1. When dealing with people who are mean and wrong, it’s always better to use raccoon hands than a war hammer even though you might really, really want to use a war hammer.
2. Keep extra deodorant and a spare toothbrush in your desk.
3. I am pretty sure I am too afraid to ever have kids.
4. Or if I do I will need the Time Turner from Harry Potter, very intense sedatives, and sixty million dollars.
5. Many people have different beliefs/actions/values toward women in positions of power than they do toward men in positions of power... and a lot of teachers are women in positions of power.
6. Education isn’t a broken machine, it’s a raging dumpster fire.

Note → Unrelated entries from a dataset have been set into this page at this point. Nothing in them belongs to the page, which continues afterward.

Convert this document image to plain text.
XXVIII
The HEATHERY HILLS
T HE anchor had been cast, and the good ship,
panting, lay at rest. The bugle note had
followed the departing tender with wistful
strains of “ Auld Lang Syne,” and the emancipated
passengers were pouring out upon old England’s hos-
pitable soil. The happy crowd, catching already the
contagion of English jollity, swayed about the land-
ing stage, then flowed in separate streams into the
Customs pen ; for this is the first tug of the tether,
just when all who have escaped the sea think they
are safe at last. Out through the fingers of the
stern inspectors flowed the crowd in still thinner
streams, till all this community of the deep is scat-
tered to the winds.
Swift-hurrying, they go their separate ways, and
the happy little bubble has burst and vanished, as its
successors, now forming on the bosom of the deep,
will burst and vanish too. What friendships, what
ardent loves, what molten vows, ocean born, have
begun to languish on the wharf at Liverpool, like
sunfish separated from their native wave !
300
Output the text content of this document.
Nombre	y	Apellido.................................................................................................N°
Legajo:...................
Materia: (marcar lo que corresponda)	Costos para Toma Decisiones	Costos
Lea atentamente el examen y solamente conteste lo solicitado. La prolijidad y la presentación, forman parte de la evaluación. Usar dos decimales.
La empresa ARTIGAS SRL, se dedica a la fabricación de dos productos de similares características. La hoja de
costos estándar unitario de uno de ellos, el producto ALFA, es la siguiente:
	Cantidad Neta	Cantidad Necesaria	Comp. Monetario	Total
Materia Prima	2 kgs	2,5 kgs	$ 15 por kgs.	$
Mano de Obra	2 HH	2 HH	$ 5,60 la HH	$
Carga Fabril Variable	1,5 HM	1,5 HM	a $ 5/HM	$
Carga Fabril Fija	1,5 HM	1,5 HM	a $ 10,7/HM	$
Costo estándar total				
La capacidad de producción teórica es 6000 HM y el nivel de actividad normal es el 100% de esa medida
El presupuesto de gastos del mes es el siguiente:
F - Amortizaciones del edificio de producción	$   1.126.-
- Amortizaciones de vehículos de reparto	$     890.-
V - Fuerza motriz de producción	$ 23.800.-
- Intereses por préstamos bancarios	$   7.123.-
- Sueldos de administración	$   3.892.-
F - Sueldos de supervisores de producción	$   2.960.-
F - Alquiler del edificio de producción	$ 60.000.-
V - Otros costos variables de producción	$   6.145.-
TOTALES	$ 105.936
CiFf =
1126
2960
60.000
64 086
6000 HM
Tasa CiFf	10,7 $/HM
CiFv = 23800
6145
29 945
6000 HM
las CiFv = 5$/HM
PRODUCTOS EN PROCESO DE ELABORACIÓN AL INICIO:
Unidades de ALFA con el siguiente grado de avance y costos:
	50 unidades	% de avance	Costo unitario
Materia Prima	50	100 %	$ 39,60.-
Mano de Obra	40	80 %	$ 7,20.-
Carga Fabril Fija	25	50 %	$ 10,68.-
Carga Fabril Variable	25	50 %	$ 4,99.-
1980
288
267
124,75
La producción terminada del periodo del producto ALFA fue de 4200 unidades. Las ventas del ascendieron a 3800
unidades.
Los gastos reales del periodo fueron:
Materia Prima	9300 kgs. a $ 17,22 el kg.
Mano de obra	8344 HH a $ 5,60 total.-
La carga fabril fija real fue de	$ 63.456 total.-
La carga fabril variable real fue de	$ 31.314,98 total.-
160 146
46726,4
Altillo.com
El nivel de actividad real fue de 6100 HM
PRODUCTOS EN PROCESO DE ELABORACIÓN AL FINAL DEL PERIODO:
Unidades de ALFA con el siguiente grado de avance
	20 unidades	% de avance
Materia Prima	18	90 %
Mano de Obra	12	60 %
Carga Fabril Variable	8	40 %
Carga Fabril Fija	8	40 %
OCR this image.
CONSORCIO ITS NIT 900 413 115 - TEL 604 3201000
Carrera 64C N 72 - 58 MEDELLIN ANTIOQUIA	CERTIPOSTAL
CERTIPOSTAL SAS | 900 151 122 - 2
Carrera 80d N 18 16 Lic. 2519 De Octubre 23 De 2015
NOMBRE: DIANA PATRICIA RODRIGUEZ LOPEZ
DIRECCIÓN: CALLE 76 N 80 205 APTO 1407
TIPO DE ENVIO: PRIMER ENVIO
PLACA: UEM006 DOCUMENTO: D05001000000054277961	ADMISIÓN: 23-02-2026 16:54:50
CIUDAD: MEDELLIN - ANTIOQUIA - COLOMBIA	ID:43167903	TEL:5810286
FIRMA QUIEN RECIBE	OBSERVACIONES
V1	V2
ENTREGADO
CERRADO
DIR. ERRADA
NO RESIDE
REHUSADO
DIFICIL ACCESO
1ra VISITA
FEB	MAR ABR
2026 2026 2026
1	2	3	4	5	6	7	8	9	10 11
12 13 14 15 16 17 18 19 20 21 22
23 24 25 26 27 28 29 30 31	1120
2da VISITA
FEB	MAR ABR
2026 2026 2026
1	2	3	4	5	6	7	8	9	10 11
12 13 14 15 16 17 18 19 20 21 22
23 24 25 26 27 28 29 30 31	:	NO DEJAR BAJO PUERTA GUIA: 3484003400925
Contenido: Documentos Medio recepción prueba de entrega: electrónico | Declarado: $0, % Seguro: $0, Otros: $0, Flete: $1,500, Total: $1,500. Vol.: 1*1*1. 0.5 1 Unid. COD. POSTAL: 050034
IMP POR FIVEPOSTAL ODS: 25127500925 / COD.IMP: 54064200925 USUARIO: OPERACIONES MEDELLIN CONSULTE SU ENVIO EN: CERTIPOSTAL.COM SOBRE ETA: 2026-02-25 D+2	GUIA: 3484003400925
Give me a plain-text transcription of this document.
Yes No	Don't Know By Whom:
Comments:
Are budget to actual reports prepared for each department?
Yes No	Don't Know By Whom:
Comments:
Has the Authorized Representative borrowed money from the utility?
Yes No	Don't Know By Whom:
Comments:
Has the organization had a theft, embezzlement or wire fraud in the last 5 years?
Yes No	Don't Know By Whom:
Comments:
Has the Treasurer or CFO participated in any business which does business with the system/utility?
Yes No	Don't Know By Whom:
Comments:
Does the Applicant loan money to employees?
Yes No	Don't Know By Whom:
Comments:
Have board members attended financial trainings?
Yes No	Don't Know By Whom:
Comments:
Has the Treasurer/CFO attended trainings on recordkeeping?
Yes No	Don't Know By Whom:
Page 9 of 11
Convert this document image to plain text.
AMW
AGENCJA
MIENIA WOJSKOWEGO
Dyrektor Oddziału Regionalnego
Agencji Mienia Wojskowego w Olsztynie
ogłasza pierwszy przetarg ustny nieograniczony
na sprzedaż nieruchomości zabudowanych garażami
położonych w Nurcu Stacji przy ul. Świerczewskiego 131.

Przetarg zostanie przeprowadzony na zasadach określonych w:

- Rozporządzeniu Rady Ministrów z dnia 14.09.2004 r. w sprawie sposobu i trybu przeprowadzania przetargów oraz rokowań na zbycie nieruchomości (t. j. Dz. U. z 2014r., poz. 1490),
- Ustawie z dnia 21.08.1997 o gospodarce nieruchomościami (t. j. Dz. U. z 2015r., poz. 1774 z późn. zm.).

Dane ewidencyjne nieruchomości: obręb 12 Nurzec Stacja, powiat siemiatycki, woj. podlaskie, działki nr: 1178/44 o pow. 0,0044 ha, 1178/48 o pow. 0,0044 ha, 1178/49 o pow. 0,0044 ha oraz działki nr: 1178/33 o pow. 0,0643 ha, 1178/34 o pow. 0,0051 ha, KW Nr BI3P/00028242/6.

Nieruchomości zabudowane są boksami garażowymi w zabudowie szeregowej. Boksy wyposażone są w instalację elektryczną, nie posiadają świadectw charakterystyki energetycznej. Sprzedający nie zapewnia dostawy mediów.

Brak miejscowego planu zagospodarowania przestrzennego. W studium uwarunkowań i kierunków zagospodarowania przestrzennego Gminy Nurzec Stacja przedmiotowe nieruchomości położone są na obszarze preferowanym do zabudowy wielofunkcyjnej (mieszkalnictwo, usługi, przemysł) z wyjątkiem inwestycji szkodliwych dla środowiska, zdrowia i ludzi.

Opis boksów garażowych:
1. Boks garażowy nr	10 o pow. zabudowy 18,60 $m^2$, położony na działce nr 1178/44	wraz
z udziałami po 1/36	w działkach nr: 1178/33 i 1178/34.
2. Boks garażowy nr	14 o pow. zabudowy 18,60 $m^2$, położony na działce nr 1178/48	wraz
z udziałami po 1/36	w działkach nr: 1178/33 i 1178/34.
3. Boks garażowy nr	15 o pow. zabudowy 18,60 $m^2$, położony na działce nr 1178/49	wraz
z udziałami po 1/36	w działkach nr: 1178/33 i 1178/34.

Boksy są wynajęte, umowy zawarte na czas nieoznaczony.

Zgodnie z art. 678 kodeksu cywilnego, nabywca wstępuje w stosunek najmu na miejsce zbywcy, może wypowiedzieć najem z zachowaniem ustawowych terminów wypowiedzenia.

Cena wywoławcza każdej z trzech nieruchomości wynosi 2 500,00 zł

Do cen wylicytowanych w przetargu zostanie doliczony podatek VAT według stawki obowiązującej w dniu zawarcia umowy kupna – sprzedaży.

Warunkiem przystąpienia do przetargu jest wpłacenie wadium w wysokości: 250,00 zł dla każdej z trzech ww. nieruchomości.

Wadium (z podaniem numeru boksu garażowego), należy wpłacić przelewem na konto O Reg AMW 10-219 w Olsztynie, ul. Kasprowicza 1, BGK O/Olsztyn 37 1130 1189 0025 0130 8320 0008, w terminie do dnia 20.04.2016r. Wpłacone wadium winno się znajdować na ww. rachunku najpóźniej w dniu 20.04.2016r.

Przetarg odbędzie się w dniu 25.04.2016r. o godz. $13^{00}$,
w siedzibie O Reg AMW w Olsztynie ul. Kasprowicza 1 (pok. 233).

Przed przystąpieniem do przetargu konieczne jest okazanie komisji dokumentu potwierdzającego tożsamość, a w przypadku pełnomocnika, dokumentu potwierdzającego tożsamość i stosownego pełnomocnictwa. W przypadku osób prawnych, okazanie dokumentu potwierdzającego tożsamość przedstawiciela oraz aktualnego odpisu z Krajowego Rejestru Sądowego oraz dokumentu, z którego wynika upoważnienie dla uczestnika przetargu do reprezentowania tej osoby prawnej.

7. In that metaphor I can't figure out whether bad policy is the gasoline or oxygen.
8. I like fighting fires. I really do. Even though it’s the worst sometimes.
9. There are 100 billion stars in our galaxy and probably 100 billion galaxies in our observable universe.
10. So probably there is an alternate universe where Alternate Universe Me is totally crushing it at life, so that’s comforting.
11. Rain boots. Rain boots have brought to life and nurtured a part of my soul that once dead and constantly had damp pant hems.
12. So many things don’t matter.
13. Wait, so many things do matter.
14. So many things are confusing. There we go.
15. Anyone who says that all classrooms should be loud and wild with kids talking at all times doesn’t know what they’re talking about, or hasn’t met an introverted child.
16. Actually, anyone who says that “all classrooms should look like X” probably doesn’t know what they’re talking about.
17. (Unless they’re saying that all classrooms should be a supportive, safe space or something like that. You know what I meant.)
18. Teaching has made me rambly. And very tired. And stressed.
19. I love it anyway. (I don't get it.)
Now, if you'll excuse me, I'm going to sleep for a thousand years.